Saturday, August 31, 2013

Some news from the oxygen world


Last week we've released two feature versions of oxygen-gtk, namely 1.4.0 for oxygen-gtk2 and 1.2.0 for oxygen-gtk3.

Alongside with the usual amount of bug fixes, the main new feature of these releases is the ability to get them compiled and working on non-linux operating systems, and more precisely on windows (see screenshot).

The Gimp, running on Windows (tm) with oxygen-gtk

The process of compiling oxygen-gtk2 and oxygen-gtk3 on windows is somewhat complicated (requires cmake, MinGW, gtk2/gtk3). Forcing applications such as Gimp or Pidgin to use the style - once it is successfuly compiled - is even more complicated, since these applications are usually distributed with bundled versions of gtk and standalone configuration files. Describing this is beyond the scope of this post and daring users will have to resort to google to get it right.

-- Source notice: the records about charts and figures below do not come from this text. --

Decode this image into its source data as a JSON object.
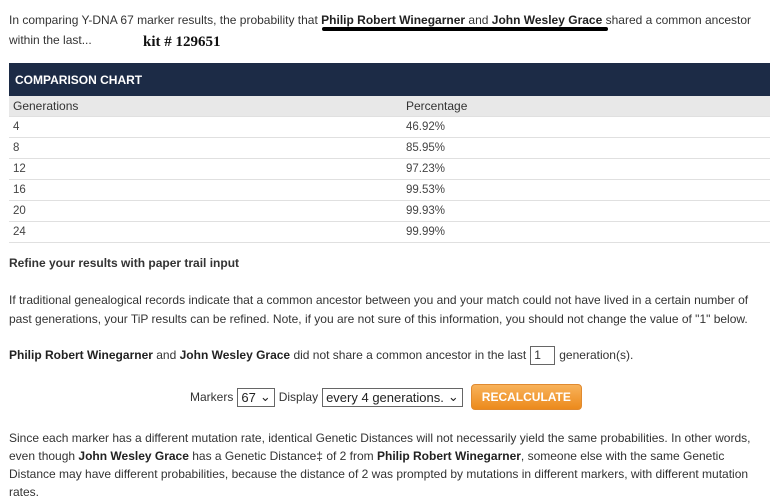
{
  "intro": {
    "t1": "In comparing Y-DNA 67 marker results, the probability that ",
    "name1": "Philip Robert Winegarner",
    "t2": " and ",
    "name2": "John Wesley Grace",
    "t3": " shared a common ancestor within the last..."
  },
  "kit": "kit # 129651",
  "table": {
    "caption": "COMPARISON CHART",
    "headers": [
      "Generations",
      "Percentage"
    ],
    "rows": [
      [
        "4",
        "46.92%"
      ],
      [
        "8",
        "85.95%"
      ],
      [
        "12",
        "97.23%"
      ],
      [
        "16",
        "99.53%"
      ],
      [
        "20",
        "99.93%"
      ],
      [
        "24",
        "99.99%"
      ]
    ]
  },
  "refine": {
    "title": "Refine your results with paper trail input",
    "para": "If traditional genealogical records indicate that a common ancestor between you and your match could not have lived in a certain number of past generations, your TiP results can be refined. Note, if you are not sure of this information, you should not change the value of \"1\" below.",
    "name1": "Philip Robert Winegarner",
    "and": " and ",
    "name2": "John Wesley Grace",
    "t": " did not share a common ancestor in the last",
    "value": "1",
    "suffix": "generation(s)."
  },
  "controls": {
    "markers_label": "Markers",
    "markers_value": "67",
    "display_label": "Display",
    "display_value": "every 4 generations.",
    "button": "RECALCULATE",
    "accent": "#ec8a1c"
  },
  "footer": {
    "t1": "Since each marker has a different mutation rate, identical Genetic Distances will not necessarily yield the same probabilities. In other words, even though ",
    "n1": "John Wesley Grace",
    "t2": " has a Genetic Distance‡ of 2 from ",
    "n2": "Philip Robert Winegarner",
    "t3": ", someone else with the same Genetic Distance may have different probabilities, because the distance of 2 was prompted by mutations in different markers, with different mutation rates."
  }
}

For the gtk3 version, we also enabled support for non X11 backends, such as Broadway, which allows to run gtk applications in your browser, via HTML5.
Oxygen-gtk3-demo, embedded into a web browser, using the Broadway backend


For the kde/qt version, oxygen has been successfully ported to KDE-Frameworks 5. This allows to use oxygen together with Qt5 (see screenshot) and ensures that Oxygen will still be available for future releases of KDE.

Some text editor using oxygen-qt together with qt-5.0.2

There is some development foreseen for oxygen before it is released alongside with KDE Frameworks 5.0, in view of revisiting spacing and alignment between widgets, and making the whole style more DPI independent.